Note: This bug is displayed in read-only format because the product is no longer active in Red Hat Bugzilla.

Bug 2231273

Summary: [RFE] Request to support OVN L3 HA when external network failure.
Product: Red Hat OpenStack Reporter: youngcheol <yocha>
Component: python-networking-ovnAssignee: Miro Tomaska <mtomaska>
Status: CLOSED WONTFIX QA Contact: Eran Kuris <ekuris>
Severity: medium Docs Contact:
Priority: medium    
Version: 16.2 (Train)CC: apevec, fyanac, gurpsing, lhh, majopela, mlavalle, mtomaska, scohen
Target Milestone: ---Keywords: FutureFeature, Triaged
Target Release: ---   
Hardware: Unspecified   
OS: Unspecified   
Whiteboard:
Fixed In Version: Doc Type: If docs needed, set a value
Doc Text:
Story Points: ---
Clone Of: Environment:
Last Closed: 2024-12-10 16:27:11 UTC Type: Bug
Regression: --- Mount Type: ---
Documentation: --- CRM:
Verified Versions: Category: ---
oVirt Team: --- RHEL 7.3 requirements from Atomic Host:
Cloudforms Team: --- Target Upstream Version:
Embargoed:

Description youngcheol 2023-08-11 08:06:21 UTC
Description of problem:

OVN Layer 3 high availability can not detect External network failures.
but there is a request to make it work and automatically HA.

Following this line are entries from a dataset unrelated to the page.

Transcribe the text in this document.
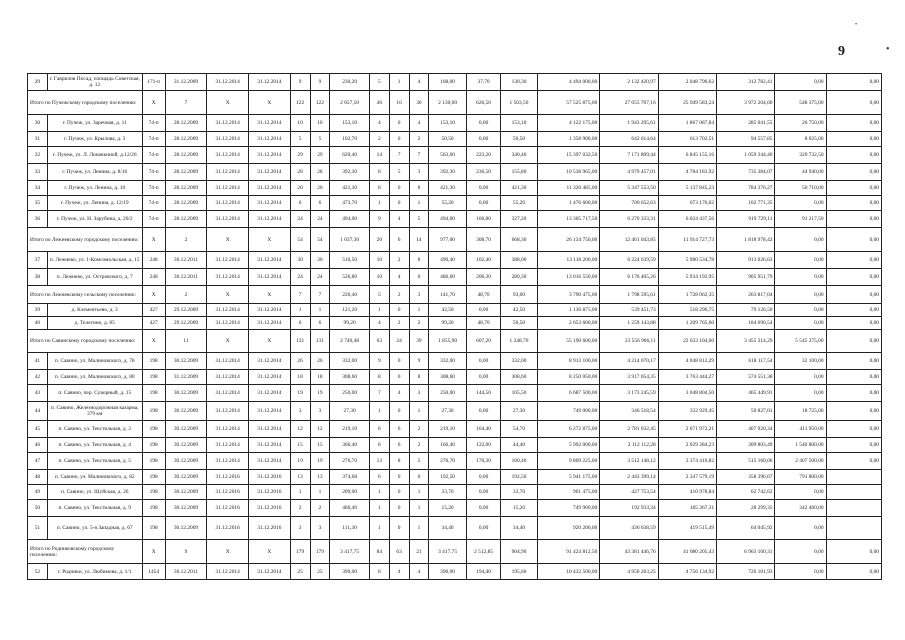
•
9	•
29	г. Гаврилов Посад, площадь Советская, д. 12	171-п	31.12.2009	31.12.2014	31.12.2014	9	9	230,20	5	1	4	168,00	37,70	130,30	4 494 000,00	2 132 420,97	2 048 796,62	312 782,41	0,00	0,00
Итого по Пучежскому городскому поселению:		X	7	X	X	122	122	2 657,50	46	16	30	2 130,00	626,50	1 503,50	57 525 875,00	27 055 707,16	25 949 583,24	3 972 204,60	548 375,00	0,00
30	г. Пучеж, ул. Заречная, д. 11	74-п	28.12.2009	31.12.2014	31.12.2014	10	10	153,10	4	0	4	153,10	0,00	153,10	4 122 175,00	1 943 295,61	1 867 087,84	285 041,55	26 750,00	0,00
31	г. Пучеж, ул. Крылова, д. 3	74-п	28.12.2009	31.12.2014	31.12.2014	5	5	102,70	2	0	2	50,50	0,00	50,50	1 358 900,00	642 614,64	613 702,51	94 557,85	8 025,00	0,00
32	г. Пучеж, ул. Л. Лоначкиной, д.12/26	74-п	28.12.2009	31.12.2014	31.12.2014	29	29	620,40	14	7	7	563,60	223,20	340,40	15 397 032,50	7 171 809,44	6 845 155,16	1 059 344,40	320 732,50	0,00
33	г. Пучеж, ул. Ленина, д. 8/16	74-п	28.12.2009	31.12.2014	31.12.2014	28	28	392,30	8	5	3	392,30	236,50	155,80	10 538 965,00	4 979 457,01	4 784 183,92	735 384,07	44 940,00	0,00
34	г. Пучеж, ул. Ленина, д. 10	74-п	28.12.2009	31.12.2014	31.12.2014	20	20	421,30	8	0	8	421,30	0,00	421,30	11 320 485,00	5 347 553,50	5 137 845,23	784 376,27	50 710,00	0,00
35	г. Пучеж, ул. Ленина, д. 12/19	74-п	28.12.2009	31.12.2014	31.12.2014	6	6	473,70	1	0	1	55,20	0,00	55,20	1 476 600,00	700 652,63	673 176,02	102 771,35	0,00	0,00
36	г. Пучеж, ул. Н. Зарубина, д. 20/2	74-п	28.12.2009	31.12.2014	31.12.2014	24	24	494,00	9	4	5	494,00	166,80	327,20	13 305 717,50	6 270 333,31	6 024 437,56	919 729,11	91 217,50	0,00
Итого по Лежневскому городскому поселению:		X	2	X	X	54	54	1 037,30	20	6	14	977,00	308,70	668,30	26 134 750,00	12 461 043,85	11 914 727,73	1 818 978,42	0,00	0,00
37	п. Лежнево, ул. 1-Комсомольская, д. 15	248	30.12.2011	31.12.2014	31.12.2014	30	30	510,50	10	2	8	490,40	102,40	388,00	13 118 200,00	6 224 639,59	5 980 534,78	913 026,63	0,00	0,00
38	п. Лежнево, ул. Островского, д. 7	248	30.12.2011	31.12.2014	31.12.2014	24	24	526,80	10	4	6	486,60	206,30	280,30	13 016 550,00	6 176 405,26	5 934 192,95	905 951,79	0,00	0,00
Итого по Лежневскому сельскому поселению:		X	2	X	X	7	7	220,40	5	2	3	141,70	48,70	93,00	3 790 475,00	1 798 595,61	1 728 062,35	263 817,04	0,00	0,00
39	д. Клементьево, д. 3	427	29.12.2009	31.12.2014	31.12.2014	1	1	121,20	1	0	1	42,50	0,00	42,50	1 136 875,00	539 451,73	518 296,75	79 126,50	0,00	0,00
40	д. Телегино, д. 85	427	29.12.2009	31.12.2014	31.12.2014	6	6	99,20	4	2	2	99,20	48,70	50,50	2 653 600,00	1 259 143,88	1 209 765,60	184 690,54	0,00	0,00
Итого по Савинскому городскому поселению:		X	11	X	X	131	131	2 740,48	63	24	39	1 855,90	607,20	1 248,70	55 190 600,00	23 556 906,11	22 633 104,60	3 455 314,29	5 545 275,00	0,00
41	п. Савино, ул. Малиновского, д. 78	198	30.12.2009	31.12.2014	31.12.2014	26	26	332,00	9	0	9	332,00	0,00	332,00	8 913 100,00	4 214 070,17	4 048 812,29	618 117,54	32 100,00	0,00
42	п. Савино, ул. Малиновского, д. 80	198	31.12.2009	31.12.2014	31.12.2014	18	18	308,60	8	0	8	308,60	0,00	308,60	8 250 050,00	3 917 054,35	3 763 444,27	574 551,38	0,00	0,00
43	п. Савино, пер. Суворный, д. 15	198	30.12.2009	31.12.2014	31.12.2014	19	19	250,00	7	4	3	250,00	144,50	105,50	6 687 500,00	3 173 245,59	3 048 804,50	465 449,91	0,00	0,00
44	п. Савино, Железнодорожная казарма, 379 км	198	30.12.2009	31.12.2014	31.12.2014	3	3	27,30	1	0	1	27,30	0,00	27,30	749 000,00	346 518,54	332 929,45	50 827,01	18 725,00	0,00
45	п. Савино, ул. Текстильная, д. 3	198	30.12.2009	31.12.2014	31.12.2014	12	12	219,10	8	6	2	219,10	164,40	54,70	6 272 875,00	2 781 032,45	2 671 972,21	407 920,34	411 950,00	0,00
46	п. Савино, ул. Текстильная, д. 4	198	30.12.2009	31.12.2014	31.12.2014	15	15	366,40	8	6	2	166,40	122,00	44,40	5 992 000,00	2 112 112,28	2 029 284,23	309 803,49	1 540 800,00	0,00
47	п. Савино, ул. Текстильная, д. 5	198	30.12.2009	31.12.2014	31.12.2014	19	19	276,70	13	8	5	276,70	176,30	100,40	9 809 225,00	3 512 148,12	3 374 416,82	515 160,06	2 407 500,00	0,00
48	п. Савино, ул. Малиновского, д. 82	198	30.12.2009	31.12.2016	31.12.2016	13	13	374,68	6	0	6	192,50	0,00	192,50	5 941 175,00	2 443 399,14	2 347 579,19	358 396,67	791 800,00	
49	п. Савино, ул. Шуйская, д. 26	198	30.12.2009	31.12.2016	31.12.2016	1	1	209,00	1	0	1	33,70	0,00	33,70	901 475,00	427 753,54	410 978,84	62 742,62	0,00	
50	п. Савино, ул. Текстильная, д. 9	198	30.12.2009	31.12.2016	31.12.2016	2	2	466,40	1	0	1	15,20	0,00	15,20	749 900,00	192 933,34	185 367,31	28 299,35	342 400,00	
51	п. Савино, ул. 5-я Западная, д. 67	198	30.12.2009	31.12.2016	31.12.2016	3	3	111,30	1	0	1	34,40	0,00	34,40	920 200,00	436 638,59	419 515,49	64 045,92	0,00	
Итого по Родниковскому городскому поселению:		X	9	X	X	179	179	3 417,75	84	63	21	3 417,75	2 512,85	904,90	91 424 812,50	43 381 446,76	41 080 205,43	6 963 160,31	0,00	0,00
52	г. Родники, ул. Любимова, д. 1/1	1454	30.12.2011	31.12.2014	31.12.2014	25	25	390,00	8	4	4	390,00	194,40	195,60	10 432 500,00	4 950 263,25	4 756 134,92	726 101,93	0,00	0,00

https://access.redhat.com/documentation/en-us/red_hat_openstack_platform/16.2/html/networking_guide/assembly_work-with-ovn_rhosp-network#l3-ha-ovn_work-ovn
Note: 
  External network failures are not detected as would happen with an ML2-OVS configuration.
  
L3 HA for OVN supports the following failure modes:
  - The gateway node becomes disconnected from the network (tunneling interface).
  - ovs-vswitchd stops (ovs-switchd is responsible for BFD signaling)
  - ovn-controller stops (ovn-controller removes itself as a registered node).
  
  
  

Version-Release number of selected component (if applicable):


How reproducible:


Steps to Reproduce:
1.
2.
3.

Actual results:


Expected results:


Additional info:

Comment 2 Miro Tomaska 2023-08-22 20:43:46 UTC
Hi YoungCheol,

I have looked into the documentation you linked and I am not sure where the Note comes from. As far as I can tell, ML2/OVS backend also does not have ability to detect issues on the external(to openstack) network.
Is this documentation Note the only source you have indicating that ML2/OVS has such capability? I can work with documentation to have that fixed. Thank you

Comment 5 Miro Tomaska 2023-08-31 01:38:44 UTC
Hi YoungCheol,

Thanks for sharing that KCS, to be honest I did not know that ML2/OVN keepalived had that capability so I looked into it.
So basically what happens in keepalived(used with ML2/OVS) when you set ha_vrrp_health_check_interval to anything > 0 is that it configures keep_alived track_script[1] which is basically a script that keepalived runs and considers its return code into overall healthcheck(it also does some weight and priorty checks but thats not relevant here). If the script returns 0, everything is ok, otherwise something is wrong and then the failover starts.
In our case the script just pings the external network subnets gateway IPs. Here is an example from my 
system

keepalived.conf (irrelevant things are omitted):
vrrp_script ha_health_check_23 {                                                                             
    script "/var/lib/neutron/ha_confs/d9652efa-8031-46f7-948e-8710c73232ad/ha_check_script_23.sh"            
    interval 5                                                                                               
    fall 2                                                                                                   
    rise 2                                                                                                   
}  
... 
    track_script {
        ha_health_check_23
    }

where cat of ha_check_script_23.sh

#!/bin/bash -eu
ip a | grep fe80::f816:3eff:fed4:bf7b || exit 0
ping -c 1 -w 1 10.0.0.1 1>/dev/null || exit 1
ping6 -c 1 -w 1 2620:52:0:13b8::fe 1>/dev/null || exit 1


As far as I can tell this functionality does not exists in ML2/OVN and this is a valid RFE. Looking at this image[2], the OVN BFD alrgorithm only checks connections between nodes (interface 2) but does not check the interface 3. I think this is what the customer wants in ML2/OVN setup. I.e. check if connection to interface 3 is also OK and if not consider the node "not healthy"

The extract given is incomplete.